When the Foundation Won’t Settle

I’ve always been one of those writers who has trouble with beginnings. Whether I have a fantastic grip on most of the story or a story that coalesces as I write it, I will inevitably change or rewrite the beginning five or six times. Starting in the wrong place with the wrong character POV has become something of an art form in most of my completed manuscripts. It’s a personal handicap, but one I’m working to overcome with more projects and more time.

Lately I’ve been having the same problem with an especially nasty twist. Not only am I incapable of finding the right beginning for the story I’d decided would be my next WIP, I’m not even sure that I’m currently telling the story I’d like to tell. In my Double Rebel post, I mentioned Amnesia Conspiracy, which was the working title for the manuscript I hoped to add to during NaNoWriMo. I was super excited about getting back to those characters and that story once my FACING THE MUSIC rewrite was finished. But even though phase one went according to plan and I walked away at the end of November with a completed manuscript, this was also the first year ever that I haven’t won in the 50k, one month, sense.

In fact, I added almost no words to Amnesia Conspiracy over the last half of November available to me. The writing that had seemed so easy back in September had become a mindless, uncaring, oh-God-my-protagonist-has-no-voice sort of slog. And that still wasn’t among the largest of my problems. You want to know what was?

Letting that story sit for almost two months only reinforced the opinions I’d had when I’d started it.

The manuscript that is still loosely dubbed Amnesia Conspiracy stemmed from a tangled web of different ideas. Secrecy, small town crime, mistrust among families, intense romantic relationships, perceptions of mental illness and a whole host of other things. All of those are ideas, in their most generic sense, are fantastic foundations on which to start a story. But I could not find a way to weave them into one cohesive narrative for the life of me.

The first time I tried writing Amnesia Conspiracy was late summer–August, I think. I got two chapters in with two different protagonists, and both voices were so CLEAR to me that I was instantly hooked. Except there wasn’t any plot. I had these really strong, polar opposite female characters, and absolutely nothing to do with them.

Incarnation number two was the one I hoped to continue in November. This time I had a plot I loved, one I thought might stretch itself through two books, which was both exciting and terrifying. But all that fantastic plotting came completely at the expense of real characters and not cardboard cut-outs. Truth be told, I’m not even sure the plotting itself was that fantastic because the way I’d set up the narrative left me bogged down in a bunch of useless non-action that no one in their right mind was going to care about.
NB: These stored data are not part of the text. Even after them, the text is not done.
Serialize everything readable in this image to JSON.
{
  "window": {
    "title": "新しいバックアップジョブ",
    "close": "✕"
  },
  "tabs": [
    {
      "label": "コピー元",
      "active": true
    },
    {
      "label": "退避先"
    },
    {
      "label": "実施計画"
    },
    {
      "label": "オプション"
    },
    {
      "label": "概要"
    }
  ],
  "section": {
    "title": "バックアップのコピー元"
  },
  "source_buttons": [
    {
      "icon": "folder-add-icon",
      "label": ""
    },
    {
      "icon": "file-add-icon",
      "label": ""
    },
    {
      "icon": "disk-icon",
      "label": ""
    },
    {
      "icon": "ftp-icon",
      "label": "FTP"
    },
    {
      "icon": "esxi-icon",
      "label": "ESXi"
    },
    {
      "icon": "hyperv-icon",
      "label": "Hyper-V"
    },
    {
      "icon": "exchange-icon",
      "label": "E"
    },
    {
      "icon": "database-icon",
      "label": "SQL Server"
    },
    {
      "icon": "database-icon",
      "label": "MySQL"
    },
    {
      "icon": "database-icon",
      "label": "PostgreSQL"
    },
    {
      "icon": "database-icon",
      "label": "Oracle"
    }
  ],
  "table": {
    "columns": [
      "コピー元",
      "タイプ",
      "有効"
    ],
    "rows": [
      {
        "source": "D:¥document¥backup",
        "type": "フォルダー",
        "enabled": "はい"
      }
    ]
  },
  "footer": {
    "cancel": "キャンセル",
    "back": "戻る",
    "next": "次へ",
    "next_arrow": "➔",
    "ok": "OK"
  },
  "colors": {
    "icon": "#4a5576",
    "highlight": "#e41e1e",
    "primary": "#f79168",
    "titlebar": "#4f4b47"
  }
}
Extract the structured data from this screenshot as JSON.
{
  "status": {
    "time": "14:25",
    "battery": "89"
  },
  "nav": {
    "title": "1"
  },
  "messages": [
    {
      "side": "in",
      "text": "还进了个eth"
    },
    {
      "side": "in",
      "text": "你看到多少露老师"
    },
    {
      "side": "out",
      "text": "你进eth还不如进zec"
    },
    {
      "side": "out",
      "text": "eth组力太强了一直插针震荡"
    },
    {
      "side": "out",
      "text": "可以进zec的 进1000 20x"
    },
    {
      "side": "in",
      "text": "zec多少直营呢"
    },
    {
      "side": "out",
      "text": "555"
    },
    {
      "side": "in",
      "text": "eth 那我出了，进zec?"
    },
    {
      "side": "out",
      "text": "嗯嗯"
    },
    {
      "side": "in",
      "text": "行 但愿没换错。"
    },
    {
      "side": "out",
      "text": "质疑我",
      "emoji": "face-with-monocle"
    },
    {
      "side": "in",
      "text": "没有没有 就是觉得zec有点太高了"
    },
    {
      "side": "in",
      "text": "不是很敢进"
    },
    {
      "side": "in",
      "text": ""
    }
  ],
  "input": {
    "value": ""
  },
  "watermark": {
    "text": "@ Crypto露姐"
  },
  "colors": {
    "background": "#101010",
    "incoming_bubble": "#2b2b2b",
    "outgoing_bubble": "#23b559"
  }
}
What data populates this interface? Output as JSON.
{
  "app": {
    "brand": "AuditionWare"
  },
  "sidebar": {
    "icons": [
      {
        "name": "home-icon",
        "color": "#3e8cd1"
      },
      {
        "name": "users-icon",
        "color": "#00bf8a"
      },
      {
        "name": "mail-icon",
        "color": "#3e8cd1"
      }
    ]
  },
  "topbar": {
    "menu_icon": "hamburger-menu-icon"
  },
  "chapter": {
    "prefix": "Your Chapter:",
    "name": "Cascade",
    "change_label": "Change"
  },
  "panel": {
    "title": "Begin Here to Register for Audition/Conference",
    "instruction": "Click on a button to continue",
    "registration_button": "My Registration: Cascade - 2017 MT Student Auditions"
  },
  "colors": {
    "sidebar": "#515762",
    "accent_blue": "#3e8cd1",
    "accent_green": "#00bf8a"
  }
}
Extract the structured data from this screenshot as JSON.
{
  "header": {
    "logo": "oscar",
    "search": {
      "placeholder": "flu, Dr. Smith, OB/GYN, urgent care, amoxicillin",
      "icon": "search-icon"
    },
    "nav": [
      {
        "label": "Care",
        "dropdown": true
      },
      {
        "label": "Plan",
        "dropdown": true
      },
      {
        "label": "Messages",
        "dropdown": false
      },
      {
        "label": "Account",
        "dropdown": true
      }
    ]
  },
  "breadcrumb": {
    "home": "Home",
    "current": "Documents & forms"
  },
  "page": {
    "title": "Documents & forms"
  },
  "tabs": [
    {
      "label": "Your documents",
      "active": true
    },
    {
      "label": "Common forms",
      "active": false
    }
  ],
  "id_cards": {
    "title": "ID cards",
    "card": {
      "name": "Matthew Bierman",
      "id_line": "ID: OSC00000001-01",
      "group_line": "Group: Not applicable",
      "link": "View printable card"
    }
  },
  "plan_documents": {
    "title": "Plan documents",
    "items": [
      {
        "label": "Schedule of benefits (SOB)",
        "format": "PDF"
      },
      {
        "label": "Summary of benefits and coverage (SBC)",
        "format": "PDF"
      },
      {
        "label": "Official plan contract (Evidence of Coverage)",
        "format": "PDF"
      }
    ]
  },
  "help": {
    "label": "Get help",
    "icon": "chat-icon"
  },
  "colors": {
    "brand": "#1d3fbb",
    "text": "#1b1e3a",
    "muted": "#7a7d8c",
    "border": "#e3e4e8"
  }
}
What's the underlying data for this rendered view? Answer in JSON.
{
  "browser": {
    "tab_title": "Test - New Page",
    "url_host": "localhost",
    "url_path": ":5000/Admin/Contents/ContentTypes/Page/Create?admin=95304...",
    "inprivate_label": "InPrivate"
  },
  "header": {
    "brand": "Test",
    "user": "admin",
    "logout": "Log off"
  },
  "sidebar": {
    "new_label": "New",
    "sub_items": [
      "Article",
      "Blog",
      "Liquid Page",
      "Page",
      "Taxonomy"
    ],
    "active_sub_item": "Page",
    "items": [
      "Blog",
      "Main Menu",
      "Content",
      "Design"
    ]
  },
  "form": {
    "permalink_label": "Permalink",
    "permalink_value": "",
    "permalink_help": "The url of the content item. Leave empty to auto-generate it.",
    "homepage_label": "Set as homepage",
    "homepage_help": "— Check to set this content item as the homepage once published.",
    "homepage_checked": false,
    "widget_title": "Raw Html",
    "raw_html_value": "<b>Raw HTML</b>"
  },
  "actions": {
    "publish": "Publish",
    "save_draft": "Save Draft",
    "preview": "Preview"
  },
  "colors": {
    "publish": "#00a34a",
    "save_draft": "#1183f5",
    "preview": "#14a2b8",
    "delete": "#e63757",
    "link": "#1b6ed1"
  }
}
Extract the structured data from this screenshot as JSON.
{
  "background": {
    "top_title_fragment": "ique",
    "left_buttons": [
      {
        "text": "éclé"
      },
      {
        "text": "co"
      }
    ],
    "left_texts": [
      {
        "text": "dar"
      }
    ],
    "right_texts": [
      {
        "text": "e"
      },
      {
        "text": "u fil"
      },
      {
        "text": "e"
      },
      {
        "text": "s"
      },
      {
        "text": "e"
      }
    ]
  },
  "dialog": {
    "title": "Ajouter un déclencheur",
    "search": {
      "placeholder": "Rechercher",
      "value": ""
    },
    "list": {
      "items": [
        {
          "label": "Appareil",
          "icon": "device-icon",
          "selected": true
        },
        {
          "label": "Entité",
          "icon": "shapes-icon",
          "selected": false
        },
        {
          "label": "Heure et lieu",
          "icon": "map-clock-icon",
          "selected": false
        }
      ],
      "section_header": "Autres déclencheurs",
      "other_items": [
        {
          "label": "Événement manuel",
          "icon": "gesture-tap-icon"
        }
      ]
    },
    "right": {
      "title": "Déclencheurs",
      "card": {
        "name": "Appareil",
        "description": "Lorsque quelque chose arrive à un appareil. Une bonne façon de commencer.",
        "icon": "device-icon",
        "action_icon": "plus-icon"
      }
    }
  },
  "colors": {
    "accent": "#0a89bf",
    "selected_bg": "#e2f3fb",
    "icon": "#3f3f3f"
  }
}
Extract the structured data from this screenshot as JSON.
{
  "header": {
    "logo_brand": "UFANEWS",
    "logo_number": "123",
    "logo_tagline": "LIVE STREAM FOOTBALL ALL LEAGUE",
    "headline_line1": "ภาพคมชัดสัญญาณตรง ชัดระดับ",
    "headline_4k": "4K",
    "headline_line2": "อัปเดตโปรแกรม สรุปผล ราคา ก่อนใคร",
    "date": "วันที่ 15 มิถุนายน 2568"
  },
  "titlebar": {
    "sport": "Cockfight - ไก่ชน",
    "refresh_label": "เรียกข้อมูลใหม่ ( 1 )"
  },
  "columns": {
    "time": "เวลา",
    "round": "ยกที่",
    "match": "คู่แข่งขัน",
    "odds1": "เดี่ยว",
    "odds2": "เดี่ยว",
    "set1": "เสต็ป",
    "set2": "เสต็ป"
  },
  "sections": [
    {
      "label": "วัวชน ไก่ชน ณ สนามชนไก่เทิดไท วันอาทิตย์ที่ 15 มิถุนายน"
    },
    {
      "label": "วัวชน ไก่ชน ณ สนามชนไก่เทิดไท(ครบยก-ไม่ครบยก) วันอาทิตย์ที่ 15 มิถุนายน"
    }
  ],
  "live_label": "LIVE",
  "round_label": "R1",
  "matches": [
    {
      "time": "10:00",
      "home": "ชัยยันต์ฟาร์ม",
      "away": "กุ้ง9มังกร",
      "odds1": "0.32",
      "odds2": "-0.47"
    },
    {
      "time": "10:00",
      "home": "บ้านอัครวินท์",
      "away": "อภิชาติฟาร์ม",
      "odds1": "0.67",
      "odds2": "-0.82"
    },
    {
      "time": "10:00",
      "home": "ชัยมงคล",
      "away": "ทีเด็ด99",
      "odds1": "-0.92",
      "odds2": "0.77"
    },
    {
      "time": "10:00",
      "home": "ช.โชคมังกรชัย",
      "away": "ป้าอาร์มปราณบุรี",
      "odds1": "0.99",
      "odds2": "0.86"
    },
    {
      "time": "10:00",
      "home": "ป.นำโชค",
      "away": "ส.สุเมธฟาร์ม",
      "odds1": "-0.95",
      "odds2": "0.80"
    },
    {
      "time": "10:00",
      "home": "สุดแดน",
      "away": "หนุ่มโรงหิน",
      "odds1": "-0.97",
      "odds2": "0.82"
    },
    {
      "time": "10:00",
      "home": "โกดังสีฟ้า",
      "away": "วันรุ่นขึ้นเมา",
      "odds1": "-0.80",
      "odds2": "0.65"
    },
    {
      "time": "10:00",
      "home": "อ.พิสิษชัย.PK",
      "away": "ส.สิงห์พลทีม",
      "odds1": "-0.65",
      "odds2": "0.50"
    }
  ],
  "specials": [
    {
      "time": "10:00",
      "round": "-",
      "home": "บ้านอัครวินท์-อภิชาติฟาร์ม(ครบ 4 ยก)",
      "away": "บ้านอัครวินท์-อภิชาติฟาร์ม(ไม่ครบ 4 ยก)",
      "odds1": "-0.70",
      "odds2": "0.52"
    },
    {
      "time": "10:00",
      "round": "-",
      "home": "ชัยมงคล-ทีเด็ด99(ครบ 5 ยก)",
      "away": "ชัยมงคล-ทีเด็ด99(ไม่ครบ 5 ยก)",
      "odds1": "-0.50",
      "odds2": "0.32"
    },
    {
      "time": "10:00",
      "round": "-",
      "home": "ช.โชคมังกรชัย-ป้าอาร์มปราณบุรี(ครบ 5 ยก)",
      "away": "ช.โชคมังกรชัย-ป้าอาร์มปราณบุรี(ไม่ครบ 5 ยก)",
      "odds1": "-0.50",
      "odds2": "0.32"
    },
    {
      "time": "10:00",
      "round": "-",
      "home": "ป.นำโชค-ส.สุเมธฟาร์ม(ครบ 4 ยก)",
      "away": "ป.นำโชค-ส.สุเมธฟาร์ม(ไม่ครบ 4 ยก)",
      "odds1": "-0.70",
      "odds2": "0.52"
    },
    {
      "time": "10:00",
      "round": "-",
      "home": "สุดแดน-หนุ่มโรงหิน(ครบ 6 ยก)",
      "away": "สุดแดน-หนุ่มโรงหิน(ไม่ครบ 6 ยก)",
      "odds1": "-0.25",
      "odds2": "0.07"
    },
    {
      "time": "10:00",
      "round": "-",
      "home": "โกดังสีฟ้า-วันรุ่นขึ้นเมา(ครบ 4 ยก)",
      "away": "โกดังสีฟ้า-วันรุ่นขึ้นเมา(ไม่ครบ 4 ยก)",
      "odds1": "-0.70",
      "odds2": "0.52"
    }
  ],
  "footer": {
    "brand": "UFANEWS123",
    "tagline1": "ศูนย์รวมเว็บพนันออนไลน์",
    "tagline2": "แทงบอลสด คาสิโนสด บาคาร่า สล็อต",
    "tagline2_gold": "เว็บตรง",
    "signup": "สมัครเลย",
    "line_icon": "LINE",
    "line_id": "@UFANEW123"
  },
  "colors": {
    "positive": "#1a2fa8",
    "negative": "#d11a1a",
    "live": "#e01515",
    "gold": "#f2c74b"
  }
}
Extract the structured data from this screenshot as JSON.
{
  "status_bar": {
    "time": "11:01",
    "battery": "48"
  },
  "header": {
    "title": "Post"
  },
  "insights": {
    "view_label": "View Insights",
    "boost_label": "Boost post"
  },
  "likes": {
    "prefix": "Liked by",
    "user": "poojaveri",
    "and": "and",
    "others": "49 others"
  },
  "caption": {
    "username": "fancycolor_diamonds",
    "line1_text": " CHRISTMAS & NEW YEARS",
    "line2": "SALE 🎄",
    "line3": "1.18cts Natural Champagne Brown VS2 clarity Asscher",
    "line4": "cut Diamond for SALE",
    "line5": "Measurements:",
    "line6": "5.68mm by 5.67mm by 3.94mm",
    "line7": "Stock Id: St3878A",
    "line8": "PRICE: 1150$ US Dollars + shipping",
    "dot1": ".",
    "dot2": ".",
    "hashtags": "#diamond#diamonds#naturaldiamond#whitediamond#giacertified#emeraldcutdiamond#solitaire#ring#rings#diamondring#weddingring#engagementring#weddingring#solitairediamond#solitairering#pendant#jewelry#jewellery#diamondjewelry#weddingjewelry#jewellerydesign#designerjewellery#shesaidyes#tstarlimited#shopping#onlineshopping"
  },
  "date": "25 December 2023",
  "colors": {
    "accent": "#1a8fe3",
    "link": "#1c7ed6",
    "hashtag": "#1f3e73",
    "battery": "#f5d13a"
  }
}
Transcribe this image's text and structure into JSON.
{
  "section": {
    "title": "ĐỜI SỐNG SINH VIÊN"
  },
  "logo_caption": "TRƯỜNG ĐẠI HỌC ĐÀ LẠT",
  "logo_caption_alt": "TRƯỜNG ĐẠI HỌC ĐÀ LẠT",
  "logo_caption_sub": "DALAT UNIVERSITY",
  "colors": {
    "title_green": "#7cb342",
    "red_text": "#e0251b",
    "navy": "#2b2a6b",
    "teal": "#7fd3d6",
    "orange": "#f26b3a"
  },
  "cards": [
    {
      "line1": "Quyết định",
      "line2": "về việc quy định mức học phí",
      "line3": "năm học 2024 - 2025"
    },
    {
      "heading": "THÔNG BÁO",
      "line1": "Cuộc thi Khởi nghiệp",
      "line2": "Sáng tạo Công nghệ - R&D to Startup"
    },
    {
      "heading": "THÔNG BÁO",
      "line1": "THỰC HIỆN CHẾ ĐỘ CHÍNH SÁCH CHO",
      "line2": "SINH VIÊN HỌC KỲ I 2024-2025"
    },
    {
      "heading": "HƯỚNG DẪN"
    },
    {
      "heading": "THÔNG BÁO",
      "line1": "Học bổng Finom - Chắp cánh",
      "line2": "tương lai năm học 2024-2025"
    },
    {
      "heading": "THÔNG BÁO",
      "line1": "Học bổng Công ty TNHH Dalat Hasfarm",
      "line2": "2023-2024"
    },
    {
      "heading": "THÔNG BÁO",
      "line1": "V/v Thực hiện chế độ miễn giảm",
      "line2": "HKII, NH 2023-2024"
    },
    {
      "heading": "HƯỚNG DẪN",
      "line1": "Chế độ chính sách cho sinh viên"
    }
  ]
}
Because NaNo was happening, and I’d finished the WIP that I knew well, and the pressure to make word count was higher than ever, I tried so hard to come up with ways to unstick this story and get it going again. Unfortunately, the answer I kept coming back to was that I couldn’t. Not right now, anyway. Not without time and that percolating that interesting ideas do from the back of your brain, waiting for the perfect moment to spring to life. Right now I have a lovely, solid idea foundation, and absolutely no idea what the house that’s supposed to sit atop it looks like. Or really, if I’m supposed to be building a house in the first place.

So where does that leave me? In the process of plotting something else, currently. I’m taking a bunch of notes this time to make up for the minimal plotting that I’d done on Amnesia Conspiracy. Jotting down ideas on paper, where I can safely veto the terrible things with a black pen while still leaving them visible, has been working for me really well so far.

Maybe, if progress is still happening in the next couple weeks, I’ll have more of an update ready for you all.